HARRISBURG, Pa. (AP) — John Fetterman was sitting, alone, in the corridor outside the hotel ballroom where Pennsylvania's Democratic Party committee members were gathered, looking every bit like someone who didn't belong there.

Moments later, Fetterman — Pennsylvania’s sitting lieutenant governor — got trounced by more than 2 to 1 by U.S. Rep. Conor Lamb in the endorsement vote in the party’s primary race for U.S. Senate.

In barely two months, Democrats will find out if the party's electorate feels differently about nominating Fetterman, a mold-breaking candidate much better known to Democrats than his rivals, to be its standard-bearer in a premier Senate contest.

Not only did Fetterman come from the party’s progressive wing, but he is irreverent, blunt and, well, something to see. At 6 feet 8, he is tattooed and goateed, his head is clean shaven, and he is most often seen wearing shorts — even in winter — and casual work shirts.

Fetterman leads in campaign fundraising and is also the only one in the race to have won a statewide campaign, or even run statewide. He has campaigned around Pennsylvania numerous times now, as far back as 2008, when he stumped in the presidential primary for Barack Obama.

But the Jan. 6 insurrection at the U.S. Capitol stiffened the resolve among Democratic state committee members to vote for the candidate who is most electable in the November general election in this presidential battleground state, some Democrats say.

“Those of us in politics who are in the know, we want to win the Senate race, so we want to pick the most electable person statewide, and I think a lot of people agree that that person is Conor Lamb,” said Christina Proctor, the Democratic Party chair in Washington County.
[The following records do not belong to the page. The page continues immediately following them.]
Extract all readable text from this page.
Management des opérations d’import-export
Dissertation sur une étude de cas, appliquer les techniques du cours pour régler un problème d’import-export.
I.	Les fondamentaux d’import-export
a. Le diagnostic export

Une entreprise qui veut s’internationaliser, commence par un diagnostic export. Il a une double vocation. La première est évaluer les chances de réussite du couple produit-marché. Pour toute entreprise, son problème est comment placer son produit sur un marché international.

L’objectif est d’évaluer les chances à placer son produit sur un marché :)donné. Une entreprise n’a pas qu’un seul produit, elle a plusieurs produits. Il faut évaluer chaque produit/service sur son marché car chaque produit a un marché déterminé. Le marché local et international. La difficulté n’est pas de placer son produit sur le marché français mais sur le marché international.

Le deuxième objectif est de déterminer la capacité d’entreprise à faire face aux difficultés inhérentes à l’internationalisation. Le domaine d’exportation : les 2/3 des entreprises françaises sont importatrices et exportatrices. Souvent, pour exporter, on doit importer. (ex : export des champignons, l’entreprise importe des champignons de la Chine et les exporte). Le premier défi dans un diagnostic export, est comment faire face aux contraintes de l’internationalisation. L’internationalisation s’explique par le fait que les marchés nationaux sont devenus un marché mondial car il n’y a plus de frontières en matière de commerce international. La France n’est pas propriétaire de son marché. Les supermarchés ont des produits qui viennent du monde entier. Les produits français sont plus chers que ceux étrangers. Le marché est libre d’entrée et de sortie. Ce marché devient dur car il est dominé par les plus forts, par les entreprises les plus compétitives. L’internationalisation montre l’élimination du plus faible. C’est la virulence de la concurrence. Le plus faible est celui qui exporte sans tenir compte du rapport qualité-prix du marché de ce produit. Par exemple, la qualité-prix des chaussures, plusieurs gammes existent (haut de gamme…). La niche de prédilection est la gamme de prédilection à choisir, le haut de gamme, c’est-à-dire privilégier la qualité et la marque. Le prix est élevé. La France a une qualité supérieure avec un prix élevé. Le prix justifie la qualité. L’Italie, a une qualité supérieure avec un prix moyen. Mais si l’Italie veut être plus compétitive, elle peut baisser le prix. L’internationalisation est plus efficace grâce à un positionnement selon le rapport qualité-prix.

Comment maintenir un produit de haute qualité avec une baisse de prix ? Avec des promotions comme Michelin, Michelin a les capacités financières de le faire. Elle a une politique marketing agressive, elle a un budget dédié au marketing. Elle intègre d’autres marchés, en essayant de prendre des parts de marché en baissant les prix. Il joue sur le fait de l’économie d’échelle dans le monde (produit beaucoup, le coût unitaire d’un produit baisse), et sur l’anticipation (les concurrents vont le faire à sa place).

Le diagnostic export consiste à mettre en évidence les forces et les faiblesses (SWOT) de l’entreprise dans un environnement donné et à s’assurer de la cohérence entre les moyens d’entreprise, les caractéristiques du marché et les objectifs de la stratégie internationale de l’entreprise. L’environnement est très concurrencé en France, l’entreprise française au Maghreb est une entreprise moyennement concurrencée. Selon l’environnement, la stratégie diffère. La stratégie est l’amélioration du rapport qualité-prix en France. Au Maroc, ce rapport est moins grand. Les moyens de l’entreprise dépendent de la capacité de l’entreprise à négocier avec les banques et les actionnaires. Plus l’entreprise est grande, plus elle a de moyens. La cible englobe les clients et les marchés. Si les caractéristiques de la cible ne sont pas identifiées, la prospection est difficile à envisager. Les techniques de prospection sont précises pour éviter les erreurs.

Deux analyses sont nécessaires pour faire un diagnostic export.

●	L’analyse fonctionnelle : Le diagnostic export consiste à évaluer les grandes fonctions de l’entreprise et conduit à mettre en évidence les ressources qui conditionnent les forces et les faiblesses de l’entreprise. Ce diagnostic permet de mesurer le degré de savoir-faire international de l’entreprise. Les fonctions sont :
The seat being vacated by retiring two-term Republican Sen. Pat Toomey is viewed nationally as up for grabs and among the few chances Democrats will have to pick up a seat in a daunting year when President Joe Biden and Democrats face a critical and pessimistic public, according to the February poll from The Associated Press-NORC Center for Public Affairs Research.

Republicans have a wide-open field, including three wealthy and well-connected transplants from out of state — including Mehmet Oz, host of daytime TV's “The Dr. Oz Show” — who are spending millions of dollars on TV ads.
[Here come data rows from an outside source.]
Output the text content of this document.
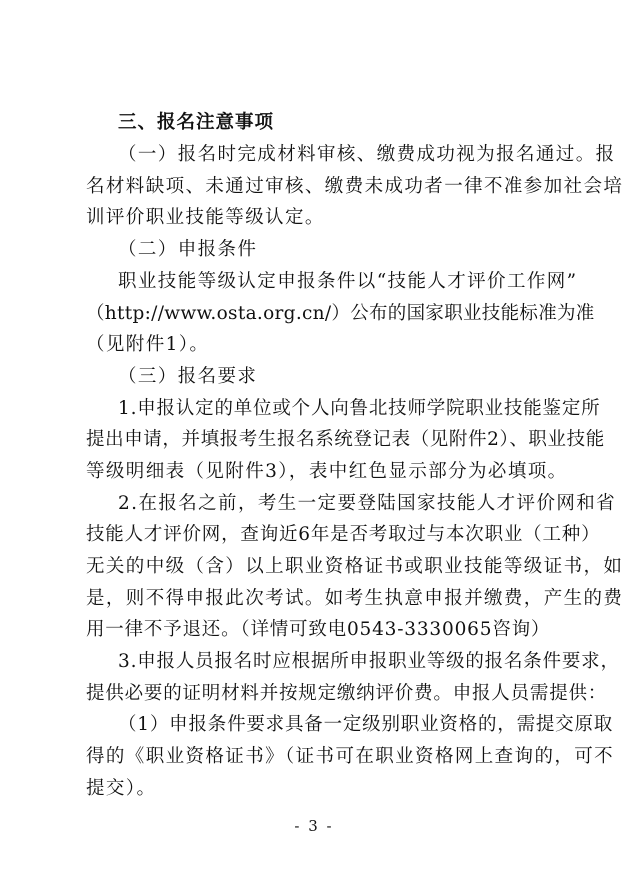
三、报名注意事项
（一）报名时完成材料审核、缴费成功视为报名通过。报
名材料缺项、未通过审核、缴费未成功者一律不准参加社会培
训评价职业技能等级认定。
（二）申报条件
职业技能等级认定申报条件以“技能人才评价工作网”
（http://www.osta.org.cn/）公布的国家职业技能标准为准
（见附件1）。
（三）报名要求
1.申报认定的单位或个人向鲁北技师学院职业技能鉴定所
提出申请，并填报考生报名系统登记表（见附件2）、职业技能
等级明细表（见附件3），表中红色显示部分为必填项。
2.在报名之前，考生一定要登陆国家技能人才评价网和省
技能人才评价网，查询近6年是否考取过与本次职业（工种）
无关的中级（含）以上职业资格证书或职业技能等级证书，如
是，则不得申报此次考试。如考生执意申报并缴费，产生的费
用一律不予退还。（详情可致电0543-3330065咨询）
3.申报人员报名时应根据所申报职业等级的报名条件要求，
提供必要的证明材料并按规定缴纳评价费。申报人员需提供：
（1）申报条件要求具备一定级别职业资格的，需提交原取
得的《职业资格证书》（证书可在职业资格网上查询的，可不
提交）。
- 3 -
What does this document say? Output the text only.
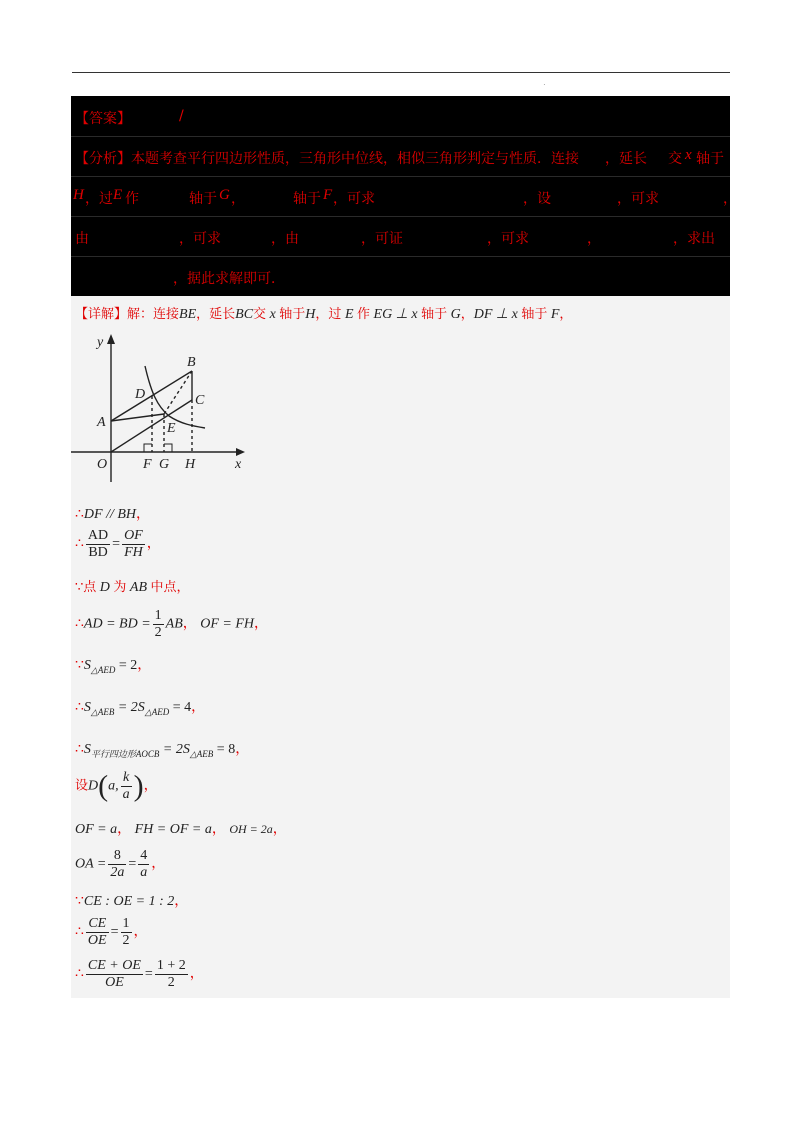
·
【答案】	/
【分析】 本题考查平行四边形性质，三角形中位线，相似三角形判定与性质．连接 ，延长 交 x 轴于
H ，过 E 作	轴于 G ，	轴于 F ，可求	，设	，可求	，
由	，可求	，由	，可证	，可求	，	，求出
，据此求解即可．
【详解】解：连接BE，延长BC交 x 轴于H，过 E 作 EG ⊥ x 轴于 G，DF ⊥ x 轴于 F，
y
x
O
A
B
C
D
E
F G H
∴DF // BH，
∴ $\frac{AD}{BD} = \frac{OF}{FH}$ ，
∵点 D 为 AB 中点，
∴AD = BD = $\frac{1}{2}$ AB， OF = FH，
$\because S_{\triangle AED} = 2$，
$\therefore S_{\triangle AEB} = 2S_{\triangle AED} = 4$，
$\therefore S_{平行四边形AOCB} = 2S_{\triangle AEB} = 8$，
设D(a, $\frac{k}{a}$ )，
OF = a， FH = OF = a， OH = 2a，
OA = $\frac{8}{2a} = \frac{4}{a}$ ，
∵CE : OE = 1 : 2，
∴ $\frac{CE}{OE} = \frac{1}{2}$ ，
∴ $\frac{CE + OE}{OE} = \frac{1 + 2}{2}$ ，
On the Democratic side, Lamb, 37, a clean-cut former federal prosecutor and ex-Marine, worked hard for months to win the party's endorsement, coming up just short of the required two-thirds vote threshold after months of courting state committee members.

Fetterman's campaign dismissed the process as an “inside game” and maintained that his focus is on campaigning and expanding the map of friendly voters by finding new supporters in far-flung places where Democrats get trounced.

“John comes off as an outsider; that’s been the case from Day One as far as the state party goes,” said Aaron Stearns, the Democratic Party chair in sparsely populated Warren County.

Fetterman doesn't fit into the box the party has built for its candidates, Stearns said, either on issues, such as Fetterman’s outspoken advocacy for legalizing marijuana, or on looks, such as Fetterman being anything but clean-cut and suit-wearing.

When Fetterman visits Stearns' rural area, he is genuine and approachable, and he looks and dresses “like us," Stearns said. “I’m not 6-8, but I think for everyday Democrats, it’s a bonus.”

There are some misgivings about Fetterman's electability, compared with Lamb's record of winning three nationally watched races for Congress on difficult turf for a Democrat, sticking to moderate messaging and showing no fear of taking on not only the right wing, but the left wing, too.

“It’s difficult to know what the electorate is going to do,” said Greg Stewart, the Democratic Party chair in Centre County.

This is Fetterman's third statewide campaign after arriving in the tiny, crumbling and poverty-battered steel town of Braddock in 2001 as an AmeriCorps volunteer and winning his first mayoral election in 2005.

By the time he first ran for higher office, Fetterman, 52, was a media darling for his unconventional efforts to reinvigorate Braddock and a progressive hero in the Pittsburgh area for his bare-knuckled advocacy.

Democrats don’t doubt that Fetterman, if elected, will be a strong backer of Biden’s agenda after he forged a symbiotic relationship with Wolf on progressive issues. Many also struggle to decide whether Fetterman and Lamb would even vote differently in the Senate.